The Tiri monastery is mentioned in several Georgian historical documents from the 15th to the 18th century. Prince Vakhushti of Kartli, a Georgian scholar writing about 1745, reports that west of the Achabeti Fortress, "on a hill, there is the Tiri monastery, without a dome, but beautifully built, in a pleasant place. An abbot sits there." After the Russian takeover of Georgia, the monastery was abolished and Tiri was converted to a parish church in 1811.

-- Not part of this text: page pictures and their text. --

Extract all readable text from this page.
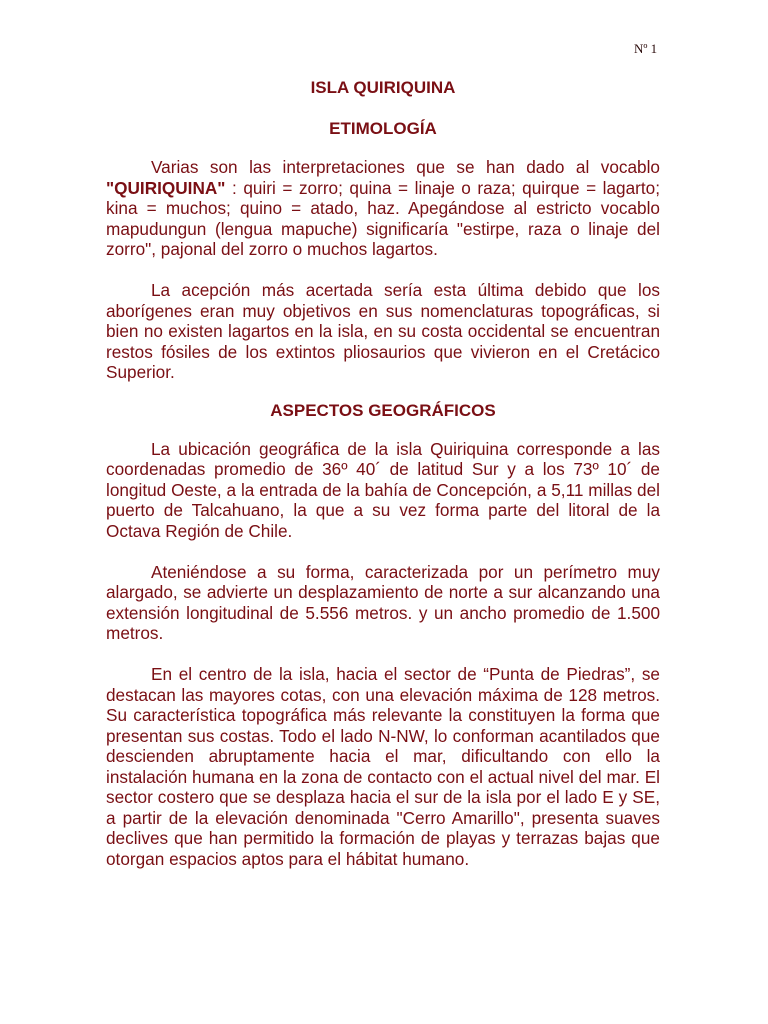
Nº 1
ISLA QUIRIQUINA
ETIMOLOGÍA

Varias son las interpretaciones que se han dado al vocablo "QUIRIQUINA" : quiri = zorro; quina = linaje o raza; quirque = lagarto; kina = muchos; quino = atado, haz. Apegándose al estricto vocablo mapudungun (lengua mapuche) significaría "estirpe, raza o linaje del zorro", pajonal del zorro o muchos lagartos.

La acepción más acertada sería esta última debido que los aborígenes eran muy objetivos en sus nomenclaturas topográficas, si bien no existen lagartos en la isla, en su costa occidental se encuentran restos fósiles de los extintos pliosaurios que vivieron en el Cretácico Superior.

ASPECTOS GEOGRÁFICOS

La ubicación geográfica de la isla Quiriquina corresponde a las coordenadas promedio de 36º 40´ de latitud Sur y a los 73º 10´ de longitud Oeste, a la entrada de la bahía de Concepción, a 5,11 millas del puerto de Talcahuano, la que a su vez forma parte del litoral de la Octava Región de Chile.

Ateniéndose a su forma, caracterizada por un perímetro muy alargado, se advierte un desplazamiento de norte a sur alcanzando una extensión longitudinal de 5.556 metros. y un ancho promedio de 1.500 metros.

En el centro de la isla, hacia el sector de “Punta de Piedras”, se destacan las mayores cotas, con una elevación máxima de 128 metros. Su característica topográfica más relevante la constituyen la forma que presentan sus costas. Todo el lado N-NW, lo conforman acantilados que descienden abruptamente hacia el mar, dificultando con ello la instalación humana en la zona de contacto con el actual nivel del mar. El sector costero que se desplaza hacia el sur de la isla por el lado E y SE, a partir de la elevación denominada "Cerro Amarillo", presenta suaves declives que han permitido la formación de playas y terrazas bajas que otorgan espacios aptos para el hábitat humano.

During the August 2008 Russo-Georgian War, the area where the monastery is located fell under the control of Russian and South Ossetian forces. As a result, the Georgian clergy and parish lost access to the Tiri church. In the immediate aftermath of the hostilities, a 19 August 2008 UNOSAT satellite image reported no visible damage to the church. The convent continued to function intermittently until being dissolved in 2010. In July 2015, the monastery was subjected to a "repair" process in which part of the frescoes were whitewashed or damaged; the floor in the bell-tower was covered with concrete, and a new wall was built to encircle the church. The South Ossetian authorities claimed ignorance and ordered the works to be suspended. Georgia's Ministry of Culture expressed concerns regarding "uncontrolled activities" at cultural monuments in breakaway Abkhazia and South Ossetia. In 2016, the Permanent Mission of Georgia to the United Nations Office reported to the UN Special Rapporteur in the Field of cultural rights that the Tiri Monastery required an immediate intervention in order to prevent further damage from humidity and water infiltration.